However, deceit is not condemned merely because it is an injury to the party deceived and as such apt to arouse sympathetic resentment, but it is an object of disinterested, moral resentment also because it is intrinsically antipathetic. Lying is a cheap and cowardly method of gaining an undue advantage, and is consequently despised where courage is respected.[15] It is the weapon of the weak, the woman,[16] and the slave.[17] Fraud, says Cicero, is the property of a fox, force that of a lion; “both are utterly repugnant to society, but fraud is the more detestable.”[18] “To lie is servile,” says Plutarch, “and most hateful in all men, hardly to be pardoned even in poor slaves.”[19] On account of its cowardliness, lying was incompatible with Teutonic and knightly notions of manly honour; and among ourselves the epithets “liar” and “coward” are equally disgraceful to a man. “All … in the rank and station of gentlemen,” Sir Walter Scott observes, “are forcibly called upon to remember that they must resent the imputation of a voluntary falsehood as the most gross injury.”[20] Fichte asks, “Whence comes that internal shame for one’s self which manifests itself even stronger in the case of a lie than in the case of any other violation of conscience?” And his answer is, that the lie is accompanied by cowardice, and that nothing so much dishonours us in our own eyes as want of courage.[21] According to Kant, “a lie is the abandonment, and, as it were, the annihilation, of the dignity of a man.”[22]
[15] Cf.

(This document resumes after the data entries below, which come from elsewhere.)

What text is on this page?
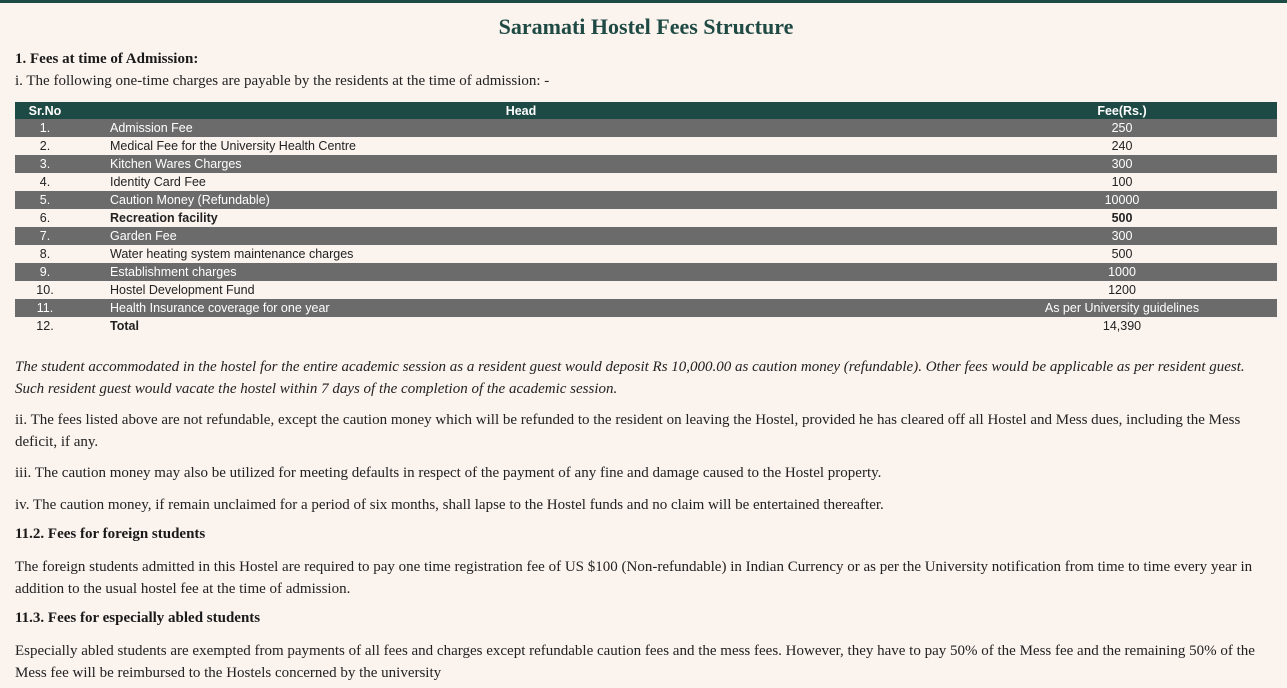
Saramati Hostel Fees Structure
1. Fees at time of Admission:
i. The following one-time charges are payable by the residents at the time of admission: -
Sr.No	Head	Fee(Rs.)
1.	Admission Fee	250
2.	Medical Fee for the University Health Centre	240
3.	Kitchen Wares Charges	300
4.	Identity Card Fee	100
5.	Caution Money (Refundable)	10000
6.	Recreation facility	500
7.	Garden Fee	300
8.	Water heating system maintenance charges	500
9.	Establishment charges	1000
10.	Hostel Development Fund	1200
11.	Health Insurance coverage for one year	As per University guidelines
12.	Total	14,390
The student accommodated in the hostel for the entire academic session as a resident guest would deposit Rs 10,000.00 as caution money (refundable). Other fees would be applicable as per resident guest. Such resident guest would vacate the hostel within 7 days of the completion of the academic session.
ii. The fees listed above are not refundable, except the caution money which will be refunded to the resident on leaving the Hostel, provided he has cleared off all Hostel and Mess dues, including the Mess deficit, if any.
iii. The caution money may also be utilized for meeting defaults in respect of the payment of any fine and damage caused to the Hostel property.
iv. The caution money, if remain unclaimed for a period of six months, shall lapse to the Hostel funds and no claim will be entertained thereafter.
11.2. Fees for foreign students
The foreign students admitted in this Hostel are required to pay one time registration fee of US $100 (Non-refundable) in Indian Currency or as per the University notification from time to time every year in addition to the usual hostel fee at the time of admission.
11.3. Fees for especially abled students
Especially abled students are exempted from payments of all fees and charges except refundable caution fees and the mess fees. However, they have to pay 50% of the Mess fee and the remaining 50% of the Mess fee will be reimbursed to the Hostels concerned by the university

Schopenhauer, Die Grundlage der Moral, § 17 (Sämmtliche Werke, vi. 250); Grote, Treatise on the Moral Ideals, p. 254.
[16] Women are commonly said to be particularly addicted to falsehood (Schopenhauer, Parerga und Paralipomena, ii. 497 sq. Galton, Inquiries into Human Faculty, p. 56 sq. Krauss, Sitte und Brauch der Südslaven, pp. 508, 514. Maurer, Bekehrung des Norwegischen Stammmes, ii. 159 [ancient Scandinavians]. Döllinger, The Gentile and the Jew, ii. 234 [ancient Greeks]. Lane, Arabian Society in the Middle Ages, p. 219. Le Bon, La civilisation des Arabes, p. 433. Loskiel, History of the Mission of the United Brethren, i. 16 [Iroquois]. Hearne, Journey to the Northern Ocean, p. 307 sq. [Northern Indians]. Lyon, Private Journal, p. 349 [Eskimo of Igloolik]. Dalager, Grønlandske Relationer, p. 69; Cranz, History of Greenland, i. 175).
[17] See infra, [p. 129 sq.]
[18] Cicero, De officiis, i. 13.
[19] Plutarch, De educatione puerorum, 14.
[20] Scott, ‘Essay on Chivalry,’ in Miscellaneous Prose Works, vi. 58.
[21] Fichte, Das System der Sittenlehre, p. 370; English translation, p. 302 sq.
[22] Kant, Metaphysische Anfangungsgründe der Tugendlehre, p. 84.
But a lie may also be judged of from a very different point of view. It may be not only a sign of cowardice, but a sign of cleverness. Hence a successful lie may excite admiration, a disinterested kindly feeling towards the liar, genuine moral approval; whereas to be detected in a lie is considered shameful. And not only is the clever liar an object of admiration, but the person whom he deceives is an object of ridicule. To the mind of a West African native, Miss Kingsley observes, there is no intrinsic harm in lying, “because a man is a fool who believes another man on an important matter unless he puts on the oath.”[23] A Syrian proverb says, “Lying is the salt (goodness) of men, and shameful only to one who believes.”[24]